Yargıtay’ın Can Atalay kararı, yargı camiasında tartışmalara neden oldu: Daire suç işlemiş olmuyor mu?
Yargıtay 3. Ceza Dairesi’nin, Anayasa Mahkemesi’nin (AYM) TİP Hatay Milletvekili Can Atalay hakkındaki ihlal kararını tanımaması ve ihlal yönünde oy kullanan AYM üyeleri hakkında suç duyurusunda bulunması, yargı camiasını da karıştırdı.
Yargıtay’da, 3. Ceza Dairesi’nin AYM’ye karşı kurduğu hükümlere tepki gösteriliyor. Yargıtay içinde söz konusu kararı destekleyen üye sayısının 40-50 bandında olduğu değerlendiriliyor. Çoğunluğun ise dairenin kararını eleştirdiği vurgulanarak “Sessiz çoğunluk ‘Karar doğru değil’ diyor. Kararın doğru olmadığı görüşünde hemfikirler” değerlendirmesi yapılıyor.

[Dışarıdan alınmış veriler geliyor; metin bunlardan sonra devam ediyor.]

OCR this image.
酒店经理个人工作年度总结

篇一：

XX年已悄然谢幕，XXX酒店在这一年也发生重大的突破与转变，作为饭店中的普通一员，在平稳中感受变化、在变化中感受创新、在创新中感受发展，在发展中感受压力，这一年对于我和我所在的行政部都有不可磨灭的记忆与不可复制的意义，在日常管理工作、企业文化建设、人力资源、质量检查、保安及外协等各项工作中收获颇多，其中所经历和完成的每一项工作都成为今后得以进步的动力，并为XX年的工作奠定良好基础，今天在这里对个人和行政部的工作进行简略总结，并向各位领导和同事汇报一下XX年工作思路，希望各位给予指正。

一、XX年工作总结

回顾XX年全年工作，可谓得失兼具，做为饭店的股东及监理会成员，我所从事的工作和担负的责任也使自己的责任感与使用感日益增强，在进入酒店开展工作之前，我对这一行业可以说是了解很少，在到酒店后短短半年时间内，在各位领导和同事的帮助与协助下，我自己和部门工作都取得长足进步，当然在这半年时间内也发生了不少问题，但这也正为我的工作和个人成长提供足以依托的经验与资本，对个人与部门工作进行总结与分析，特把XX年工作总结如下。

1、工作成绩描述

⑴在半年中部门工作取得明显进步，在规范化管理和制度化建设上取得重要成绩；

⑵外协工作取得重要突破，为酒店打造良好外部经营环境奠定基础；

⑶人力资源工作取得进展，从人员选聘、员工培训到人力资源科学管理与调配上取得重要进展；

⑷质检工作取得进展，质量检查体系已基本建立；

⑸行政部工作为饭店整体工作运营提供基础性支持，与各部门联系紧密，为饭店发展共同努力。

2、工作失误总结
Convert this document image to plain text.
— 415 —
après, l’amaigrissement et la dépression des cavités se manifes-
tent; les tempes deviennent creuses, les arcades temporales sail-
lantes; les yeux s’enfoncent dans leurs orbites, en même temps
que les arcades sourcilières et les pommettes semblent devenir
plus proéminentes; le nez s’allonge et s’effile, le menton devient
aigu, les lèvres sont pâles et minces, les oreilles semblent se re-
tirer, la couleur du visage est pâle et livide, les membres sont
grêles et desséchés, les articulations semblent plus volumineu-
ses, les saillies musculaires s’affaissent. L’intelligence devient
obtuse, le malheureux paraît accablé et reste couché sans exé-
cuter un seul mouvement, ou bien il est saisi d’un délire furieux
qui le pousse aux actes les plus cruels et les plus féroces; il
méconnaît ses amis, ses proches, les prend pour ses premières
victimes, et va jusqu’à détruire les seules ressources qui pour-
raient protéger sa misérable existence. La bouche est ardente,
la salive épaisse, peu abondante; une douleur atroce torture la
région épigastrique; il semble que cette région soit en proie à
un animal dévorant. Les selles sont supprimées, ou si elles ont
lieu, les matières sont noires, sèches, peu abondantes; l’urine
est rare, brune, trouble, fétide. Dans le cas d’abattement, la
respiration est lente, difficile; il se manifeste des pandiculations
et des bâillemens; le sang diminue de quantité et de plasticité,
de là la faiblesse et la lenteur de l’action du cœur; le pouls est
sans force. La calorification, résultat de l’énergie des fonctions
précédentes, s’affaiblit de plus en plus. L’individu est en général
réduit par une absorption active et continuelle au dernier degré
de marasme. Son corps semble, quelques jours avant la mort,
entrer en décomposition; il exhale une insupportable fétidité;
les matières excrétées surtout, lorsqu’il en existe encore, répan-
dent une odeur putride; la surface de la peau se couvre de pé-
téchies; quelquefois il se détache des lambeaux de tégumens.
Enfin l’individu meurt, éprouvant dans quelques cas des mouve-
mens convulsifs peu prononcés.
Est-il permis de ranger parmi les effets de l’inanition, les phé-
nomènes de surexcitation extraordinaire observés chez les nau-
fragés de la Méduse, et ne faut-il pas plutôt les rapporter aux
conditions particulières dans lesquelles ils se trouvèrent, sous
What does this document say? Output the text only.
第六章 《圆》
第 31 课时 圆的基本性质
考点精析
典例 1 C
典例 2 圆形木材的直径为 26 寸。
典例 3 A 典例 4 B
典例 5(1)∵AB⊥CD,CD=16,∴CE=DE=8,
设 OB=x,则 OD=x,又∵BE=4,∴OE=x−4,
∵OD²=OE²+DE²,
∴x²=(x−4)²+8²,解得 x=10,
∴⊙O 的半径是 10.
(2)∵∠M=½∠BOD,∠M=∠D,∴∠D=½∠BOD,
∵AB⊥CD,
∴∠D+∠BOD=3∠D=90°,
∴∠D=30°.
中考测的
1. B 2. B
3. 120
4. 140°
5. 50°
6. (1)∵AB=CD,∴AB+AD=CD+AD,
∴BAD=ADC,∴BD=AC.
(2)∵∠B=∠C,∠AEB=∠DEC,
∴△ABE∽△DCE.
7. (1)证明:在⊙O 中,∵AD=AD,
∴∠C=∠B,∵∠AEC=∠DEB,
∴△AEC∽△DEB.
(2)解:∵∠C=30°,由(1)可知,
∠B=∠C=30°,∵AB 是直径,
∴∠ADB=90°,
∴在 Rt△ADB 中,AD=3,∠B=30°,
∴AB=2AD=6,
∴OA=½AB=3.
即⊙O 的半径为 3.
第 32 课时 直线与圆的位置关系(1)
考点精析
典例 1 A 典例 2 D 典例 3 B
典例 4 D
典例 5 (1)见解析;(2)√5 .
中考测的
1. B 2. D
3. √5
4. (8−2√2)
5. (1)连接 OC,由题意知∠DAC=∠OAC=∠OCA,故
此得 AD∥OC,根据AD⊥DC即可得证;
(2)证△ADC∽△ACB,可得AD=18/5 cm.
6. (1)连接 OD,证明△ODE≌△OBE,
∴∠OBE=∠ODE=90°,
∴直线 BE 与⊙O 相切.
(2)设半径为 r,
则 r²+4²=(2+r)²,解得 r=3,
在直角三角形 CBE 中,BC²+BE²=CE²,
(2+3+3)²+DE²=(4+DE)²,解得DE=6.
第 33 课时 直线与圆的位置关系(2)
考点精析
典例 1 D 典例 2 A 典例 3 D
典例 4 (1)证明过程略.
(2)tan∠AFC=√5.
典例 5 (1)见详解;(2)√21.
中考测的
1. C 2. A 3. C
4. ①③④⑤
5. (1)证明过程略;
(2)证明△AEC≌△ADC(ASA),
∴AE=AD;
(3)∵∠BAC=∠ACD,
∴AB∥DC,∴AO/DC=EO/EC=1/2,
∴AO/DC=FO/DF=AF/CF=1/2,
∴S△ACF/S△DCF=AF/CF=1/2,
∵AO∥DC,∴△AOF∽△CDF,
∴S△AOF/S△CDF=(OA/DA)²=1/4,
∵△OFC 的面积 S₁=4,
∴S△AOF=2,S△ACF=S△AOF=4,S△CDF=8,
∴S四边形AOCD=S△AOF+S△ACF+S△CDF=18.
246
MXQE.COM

Öte yandan, bireysel başvurunun getirildiği 2010’da, düzenlemenin AYM’yi “süper temyiz” haline getirebileceği konusunda hukukçuların iktidarı uyardığı, iktidarın ise bu uyarılara kulak asmadığı aktarılıyor. Bu nedenle halihazırda yaşanan kriz için “Bu, iktidarın tercihinin doğal sonucu” yorumları yapılıyor.
‘SONUNA KADAR HAKLI’
AYM’nin geçmişteki bazı kararlarının Yargıtay’da ya da Danıştay’da eleştirildiği durumların yaşandığı anımsatılsa da yaşanan krizde AYM’nin tamamen haklı olduğu vurgulanıyor. AYM’nin, Atalay kararında anayasanın 14. maddesinde netlik olmadığını belirterek maddenin içinin doldurulmasının TBMM’nin görevi olduğuna işaret ettiği, bu konuda adım atmanın zor olmadığı görüşünü belirten Yargıtay kaynakları, “AYM, bu konuda sonuna kadar haklı” değerlendirmesi yapıyor. Anayasa göre AYM’nin kararlarının herkesi bağladığına dikkat çeken kaynaklar, “Diyelim ki AYM yetkisini aştı. Bunu tespit edip ‘Suç işledin’ diyen 3. Ceza Dairesi, ‘AYM kararları herkesi bağlar’ hükmünü ihlal etmiş, suç işlemiş olmuyor mu” sorusunu yöneltiyor.
‘BAĞIMSIZ VERİLEMEZ’
Ayrıca Yargıtay içerisinde, kararda imzası bulunan 3. Ceza Dairesi’nin üyelerine de işaret ediliyor. Heyetin, normalde kararda imzası bulunan üyelerden oluşmadığı aktarılırken “Kararı veren özel bir heyet” vurgusu yapılıyor. Yargıtay kaynakları, “Siyasi yönünü Cumhurbaşkanı Erdoğan açıkladı. Böyle bir karar siyasetten habersiz verilebilir mi? Verilemez. Anayasa değişikliği için böyle bahanelere gerek yok” sözleriyle tartışmanın “yeni anayasa” tartışmaları bağlamında da değerlendirilmesi gerektiğine dikkat çekiyor.
Kararın yerel mahkemeden Yargıtay’a gelmesi de eleştirilerek “Buraya getiren gerekçe ne?” değerlendirmesi yapılıyor.